Quel est précisément le virage de la politique migratoire ouvertement fasciste ?

De la « Forteresse Europe » à la « Re-migration » :

Il ne suffit pas, pour les gouvernements de l’UE, que seule une petite ou forte diminution de la fraction des réfugiés se rende en Europe. C’est précisément ce que le chancelier Friedrich Merz (CDU) a dit : « En matière migratoire, nous sommes très loin (…) mais bien sûr nous avons encore ce problème dans le paysage urbain, et donc (…) dans une très large mesure les rapatriements … ».

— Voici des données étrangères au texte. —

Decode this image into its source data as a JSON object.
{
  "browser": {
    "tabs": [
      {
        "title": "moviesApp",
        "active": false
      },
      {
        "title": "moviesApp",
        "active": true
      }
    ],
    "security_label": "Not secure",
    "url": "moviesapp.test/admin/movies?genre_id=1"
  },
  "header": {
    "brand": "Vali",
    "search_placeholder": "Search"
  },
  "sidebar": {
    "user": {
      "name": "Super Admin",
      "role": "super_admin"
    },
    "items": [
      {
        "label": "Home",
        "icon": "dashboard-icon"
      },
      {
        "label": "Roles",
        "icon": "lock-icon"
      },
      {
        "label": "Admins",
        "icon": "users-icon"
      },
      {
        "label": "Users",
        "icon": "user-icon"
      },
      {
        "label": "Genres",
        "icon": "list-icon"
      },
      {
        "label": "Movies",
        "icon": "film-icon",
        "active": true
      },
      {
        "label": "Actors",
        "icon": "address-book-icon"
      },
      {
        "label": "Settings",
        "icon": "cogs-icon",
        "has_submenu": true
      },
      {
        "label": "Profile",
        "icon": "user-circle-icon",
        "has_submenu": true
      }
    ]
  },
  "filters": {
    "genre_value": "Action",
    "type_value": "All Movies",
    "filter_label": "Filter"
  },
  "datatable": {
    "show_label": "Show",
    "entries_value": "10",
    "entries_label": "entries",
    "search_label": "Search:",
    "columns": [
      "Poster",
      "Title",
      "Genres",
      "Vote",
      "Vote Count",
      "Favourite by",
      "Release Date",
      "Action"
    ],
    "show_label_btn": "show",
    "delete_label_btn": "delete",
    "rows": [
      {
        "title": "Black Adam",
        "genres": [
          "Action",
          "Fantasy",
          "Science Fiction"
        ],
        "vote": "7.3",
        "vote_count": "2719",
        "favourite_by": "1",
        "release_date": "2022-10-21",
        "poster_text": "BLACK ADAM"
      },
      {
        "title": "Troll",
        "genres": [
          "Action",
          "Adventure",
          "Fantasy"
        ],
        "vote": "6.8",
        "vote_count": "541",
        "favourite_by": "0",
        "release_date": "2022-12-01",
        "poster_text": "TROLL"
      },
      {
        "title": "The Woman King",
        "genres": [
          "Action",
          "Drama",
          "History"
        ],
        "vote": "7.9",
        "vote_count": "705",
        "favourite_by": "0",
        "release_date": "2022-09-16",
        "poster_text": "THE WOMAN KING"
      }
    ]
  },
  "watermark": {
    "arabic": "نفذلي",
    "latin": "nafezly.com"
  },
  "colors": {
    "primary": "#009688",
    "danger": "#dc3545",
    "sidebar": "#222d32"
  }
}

En effet, les demandeurs d’asile rejetés seront poursuivis s’ils ne participent pas activement à leur expulsion. Vous devez immédiatement présenter des documents et être disponible à tout moment, sinon vous risquez des peines de prison. Cela s’applique également aux personnes qui sont classées comme «risque de sécurité», y compris les révolutionnaires. Ainsi, dès le début, une direction anticommuniste dans la politique migratoire est établi. Il a également été introduit que les avis d’expulsion d’un pays de l’UE devraient également s’appliquer dans tous les autres pays. Donc, si un gouvernement fasciste ordonne une déportation, tout le monde devrait l’appliquer activement. Bien que cela ne devrait initialement n’avoir lieu que sur une base de volontariat, mais avec la possibilité d’une « obligation de bon gré ».

Et même au cours de la procédure d’asile actuelle, les demandeurs doivent être transférés de force dans des « centres de rapatriement », dans des « pays tiers » supposés « sûrs » pour l’avenir. Dans la conférence ici, c’est par ex. l’Ouganda.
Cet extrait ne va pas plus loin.